Dès qu'on passe le périphérique, la densité d'occupation baisse. Voilà pourquoi on trouve encore, près du centre ville, une usine tout juste désaffectée, en route vers la banlieue profonde : sur la rue, un bâtiment administratif brique et béton, assez typique du genre et en fort bon état, derrière, une série d'ateliers quelconques avec au milieu une de ces grandes cheminées de briques qui eurent tant de mal à survivre à la désindustrialisation. Au premier coup d'oeil, le programme de réhabilitation, détruisant les ateliers, restructurant le bâtiment sur rue, entourant la cheminée d'un échafaudage dont on pouvait penser qu'il servait à sa réfection et qu'elle allait devenir ainsi, au centre d'une construction nouvelle, le monument du souvenir du passé industriel, paraissait pertinent. Après tout, cent mètres plus loin, Patrice Novarina a bien édifié un ensemble d'habitation autour d'un arbre. Mais non.

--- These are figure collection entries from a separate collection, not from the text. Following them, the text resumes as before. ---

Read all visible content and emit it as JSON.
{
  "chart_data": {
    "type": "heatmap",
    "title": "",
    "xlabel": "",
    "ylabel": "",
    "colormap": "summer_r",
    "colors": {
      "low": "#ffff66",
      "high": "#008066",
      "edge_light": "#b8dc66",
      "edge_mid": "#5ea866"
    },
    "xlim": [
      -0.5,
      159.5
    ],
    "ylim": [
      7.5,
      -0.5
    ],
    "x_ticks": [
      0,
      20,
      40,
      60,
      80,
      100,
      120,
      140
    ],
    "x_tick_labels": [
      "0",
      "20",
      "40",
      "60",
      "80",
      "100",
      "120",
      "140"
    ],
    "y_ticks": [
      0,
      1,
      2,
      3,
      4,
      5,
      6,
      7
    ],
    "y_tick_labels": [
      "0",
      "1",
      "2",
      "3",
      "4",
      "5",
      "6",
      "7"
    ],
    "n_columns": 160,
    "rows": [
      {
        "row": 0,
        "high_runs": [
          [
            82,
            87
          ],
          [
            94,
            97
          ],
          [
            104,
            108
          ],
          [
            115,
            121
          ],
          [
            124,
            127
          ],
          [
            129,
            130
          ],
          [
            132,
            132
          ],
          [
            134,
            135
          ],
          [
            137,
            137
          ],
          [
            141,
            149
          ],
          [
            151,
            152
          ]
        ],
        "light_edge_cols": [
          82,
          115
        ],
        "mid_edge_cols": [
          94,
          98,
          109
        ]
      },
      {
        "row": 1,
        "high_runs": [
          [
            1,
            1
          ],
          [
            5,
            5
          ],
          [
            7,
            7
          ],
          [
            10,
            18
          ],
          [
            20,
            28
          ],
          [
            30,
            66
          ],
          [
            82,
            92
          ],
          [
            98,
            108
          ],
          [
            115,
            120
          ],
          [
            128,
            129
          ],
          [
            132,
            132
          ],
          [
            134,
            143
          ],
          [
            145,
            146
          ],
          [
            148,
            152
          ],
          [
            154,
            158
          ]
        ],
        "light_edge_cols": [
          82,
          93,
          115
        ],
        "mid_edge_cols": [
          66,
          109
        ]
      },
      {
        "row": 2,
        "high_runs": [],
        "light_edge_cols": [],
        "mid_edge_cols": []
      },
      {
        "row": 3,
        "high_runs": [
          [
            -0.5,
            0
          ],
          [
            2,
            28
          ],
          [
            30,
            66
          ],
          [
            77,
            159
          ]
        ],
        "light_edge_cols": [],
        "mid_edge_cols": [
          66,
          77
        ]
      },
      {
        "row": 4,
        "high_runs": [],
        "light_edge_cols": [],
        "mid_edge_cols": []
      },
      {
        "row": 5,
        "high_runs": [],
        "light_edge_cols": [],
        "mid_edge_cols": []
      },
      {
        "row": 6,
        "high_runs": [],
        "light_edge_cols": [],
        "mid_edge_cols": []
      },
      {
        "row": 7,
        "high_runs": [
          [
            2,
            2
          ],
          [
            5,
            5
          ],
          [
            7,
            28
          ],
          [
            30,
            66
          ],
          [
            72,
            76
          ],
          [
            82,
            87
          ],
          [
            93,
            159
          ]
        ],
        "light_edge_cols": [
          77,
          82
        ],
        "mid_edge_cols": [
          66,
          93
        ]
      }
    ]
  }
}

Car en lisant le dernier bulletin municipal, cette irremplacable source d'informations ethnographiques, on apprend que, "souhaitant conserver le patrimoine historique du quartier", la ville a procédé au démontage de la cheminée, et lance une souscription pour financer sa reconstruction, ailleurs. Une décision qui soulève quelques questions, puisqu'on imagine mal quelle procédure permet de démonter une construction en brique, et que l'on comprend difficilement en quoi le fait que ces briques soient vieilles de quelques dizaines d'années suffit à les rendre plus précieuses que celles qui, répondant aux même normes et produites de la même façon, sortent quotidennement des briquetteries et, plus fondamentalement, parce que l'on aimerait connaître la mystérieuse propriété grâce à laquelle cet édifice dont on ignore sans doute jusqu'à l'architecte peut bénéficier d'un traitement de faveur que l'on refuse à d'autres.

Les connaisseurs, en passant devant cette halle de métal et de verre qui, avec sa salle modulaire au premier étage et son toit coulissant, a tout de la machine et n'abrite plus guère qu'un marché bi-hebdomadaire, savent ce que tous les autres, ou presque, autorités municipales en tête, ignorent : après la villa Savoye de Le Corbusier à Poissy, qui échappa à la démolition par le geste d'André Malraux, la Maison du Peuple de Baudoin, Lods et Prouvé est le deuxième bâtiment moderne français le plus connu au monde, du genre dont on ne compte plus les livres, articles, notices et couvertures qui lui sont consacrées. Inscrite à l'Inventaire des Monuments Historiques depuis plus de vingt ans, la Maison du Peuple, victime principale de la sordide petite guerre de positions que se livrent la ville et l'Etat pour savoir qui déboursera les quelques euros nécessaires à une réhabilitation entreprise voilà dix ans, jamais terminée et déjà à reprendre, illustre jusqu'à la caricature la malédiction de la modernité, laquelle, pour l'architecture, se double, en plus de l'incompréhension globale qui accompagne ce geste par lequel on révoquait les canons artistiques en vogue depuis des siècles, à la fois de cette cécité qui fait ignorer toutes les contraintes qui pèsent sur ce qui n'est jamais uniquement une oeuvre d'art, et de cette focalisation qui ne veut connaître que les détails ornementaux justement bannis des constructions modernes.
On comprend alors pourquoi les salines royales d'Arc et Senans de Claude-Nicolas Ledoux, malgré leur âge classique, cet édifice si particulier et pourvu d'une signification unique dans l'histoire de l'architecture, ne valent, pour les autorités locales qui l'utilisent comme un Disneyland, que la contribution qu'elles peuvent apporter aux comptes touristiques du département. Dans une démarche tout autant intéressée que n'importe quelle action commerciale, puisqu'elle vise, de la même façon, à rapporter, en l'occurrence des voix, la municipalité préfère cette cheminée qui lui permet de jouer l'air complaisant du patrimoine industriel à la modernité métallique de la Maison du Peuple pour laquelle même la reconnaissance officielle, s'appliquant à une oeuvre dont la qualité demeure irrémédiablement impénétrable au sens commun, reste impuissante.